Based on the analysis of the reporting statements of 31 European insurers, the report finds Solvency II has forced apart the sector’s accounting and solvency reporting, making it harder for investors to have a clear picture of how individual insurers are performing.
The report finds that Solvency II falls significantly short as a profit performance and cash generation metric that can replace embedded value (EV). The urgency of this issue is further underlined by the rapidly shrinking publication of useful EV data in Europe and the fact that the reformation of IFRS (new proposals expected to be published in May) is unlikely to help for many years.
Andrew Crean, Managing Partner at Autonomous Research, said: “Solvency II has helped provide a clearer picture of capital adequacy for European insurers, providing some guidance as to when dividends may be a risk or additional capital may be returned. However, Solvency II disclosures have not always considered the investor perspective, creating issues for external users in understanding performance and the dividend paying capacity.”
A clear explanation of the ‘investor story’ in cash terms with a more coherent link between IFRS, EV and Solvency II is essential to sustaining the sector rating, according to the report.
Kamran Foroughi, Director at Willis Towers Watson, said: “Solvency II is obscuring the transition from IFRS earnings, to cash and on to dividends. This risks driving up the sector’s cost of equity, particularly if markets dislocate and concerns emerge about the capital security. In 2008/09, lack of transparency on cash and capital contributed to the sector’s implied cost of equity hitting 20%.”

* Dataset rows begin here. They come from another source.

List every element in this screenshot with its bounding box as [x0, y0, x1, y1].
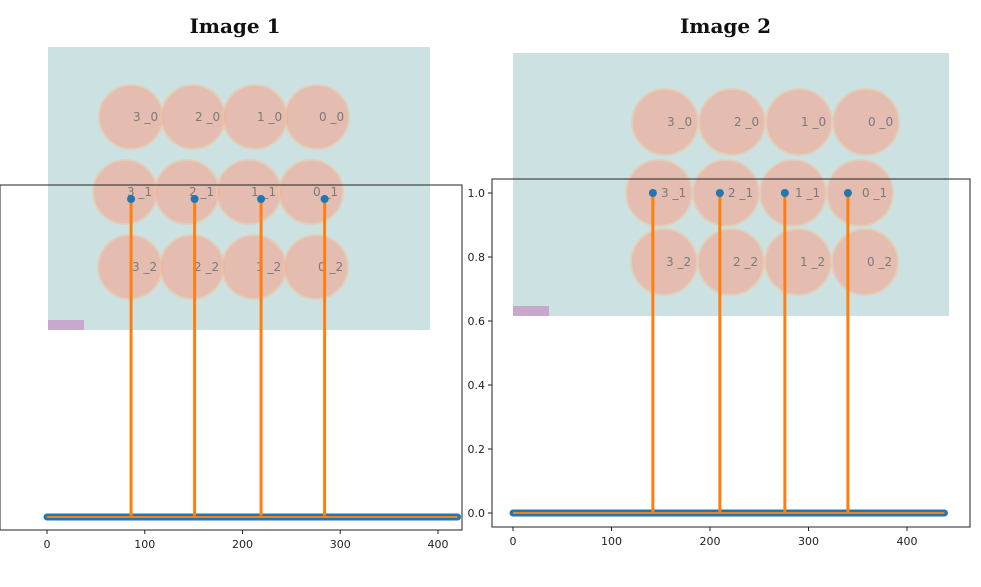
circle-label: 0 _0: [319, 110, 344, 124]
y-tick-label: 0.6: [468, 315, 486, 328]
peak-marker: [190, 195, 199, 203]
y-tick-label: 0.8: [468, 251, 486, 264]
circle-label: 1 _2: [800, 255, 825, 269]
peak-marker: [257, 195, 266, 203]
peak-marker: [843, 189, 852, 197]
overlay-corner-patch: [513, 306, 549, 316]
chart-2: 3 _0 2 _0 1 _0 0 _0 3 _1 2 _1 1 _1 0 _1 3 _2 2 _2…: [468, 53, 971, 548]
circle-label: 2 _2: [194, 260, 219, 274]
overlay-corner-patch: [48, 320, 84, 330]
x-tick-label: 0: [44, 538, 51, 551]
y-tick-label: 0.2: [468, 443, 486, 456]
circle-label: 3 _1: [127, 185, 152, 199]
axes-frame: [491, 178, 971, 528]
y-tick-label: 1.0: [468, 187, 486, 200]
circle-label: 3 _1: [661, 186, 686, 200]
circle-label: 1 _0: [801, 115, 826, 129]
circle-label: 2 _2: [733, 255, 758, 269]
x-tick-label: 200: [232, 538, 253, 551]
circle-label: 3 _0: [133, 110, 158, 124]
x-tick-label: 400: [428, 538, 449, 551]
x-tick-label: 300: [330, 538, 351, 551]
detection-circle: [826, 159, 894, 227]
circle-label: 2 _1: [728, 186, 753, 200]
circle-label: 3 _0: [667, 115, 692, 129]
detection-circle: [284, 84, 350, 150]
circle-label: 0 _2: [318, 260, 343, 274]
panel-title-2: Image 2: [679, 14, 772, 38]
peak-marker: [715, 189, 724, 197]
x-tick-label: 0: [510, 535, 517, 548]
circle-label: 0 _0: [868, 115, 893, 129]
peak-marker: [780, 189, 789, 197]
circle-label: 1 _1: [795, 186, 820, 200]
x-tick-label: 100: [134, 538, 155, 551]
detection-circle: [283, 234, 349, 300]
circle-label: 3 _2: [132, 260, 157, 274]
peak-marker: [320, 195, 329, 203]
x-tick-label: 300: [798, 535, 819, 548]
panel-title-1: Image 1: [189, 14, 281, 38]
circle-label: 1 _0: [257, 110, 282, 124]
circle-label: 3 _2: [666, 255, 691, 269]
x-tick-label: 100: [601, 535, 622, 548]
detection-circle: [832, 88, 900, 156]
chart-1: 3 _0 2 _0 1 _0 0 _03 _1 2 _1 1 _1 0 _13 _2 2 _2…: [0, 47, 463, 551]
circle-label: 0 _1: [862, 186, 887, 200]
circle-label: 2 _0: [734, 115, 759, 129]
peak-marker: [127, 195, 136, 203]
y-tick-label: 0.4: [468, 379, 486, 392]
circle-label: 1 _1: [251, 185, 276, 199]
panel-2: Image 2 3 _0 2 _0 1 _0 0 _0 3 _1 2 _1 1 _1 0 _1…: [468, 0, 981, 587]
circle-label: 0 _2: [867, 255, 892, 269]
circle-label: 2 _0: [195, 110, 220, 124]
circle-label: 0 _1: [313, 185, 338, 199]
panel-1: Image 1 3 _0 2 _0 1 _0 0 _0 3 _1 2 _1 1 _1 0 _1…: [0, 0, 470, 587]
peak-marker: [648, 189, 657, 197]
detection-circle: [278, 159, 344, 225]
x-tick-label: 400: [897, 535, 918, 548]
axes-frame: [0, 184, 463, 531]
y-tick-label: 0.0: [468, 507, 486, 520]
x-tick-label: 200: [700, 535, 721, 548]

In order to address the current lack of transparency, the report’s conclusions stress the need for the insurance industry to aid investors by disclosing Solvency II free surplus and sensitivities and an explanation of whether Solvency II or IFRS is the biting constraint when it comes to cash remittances and dividend paying capacity.
Kamran Foroughi commented: “Unfortunately for the insurance industry, the Solvency II and IFRS projects are heading in different directions for the foreseeable future and on their own will not meet investor requirements. In response, we have developed standardised templates for the insurance industry which should help address this gap.”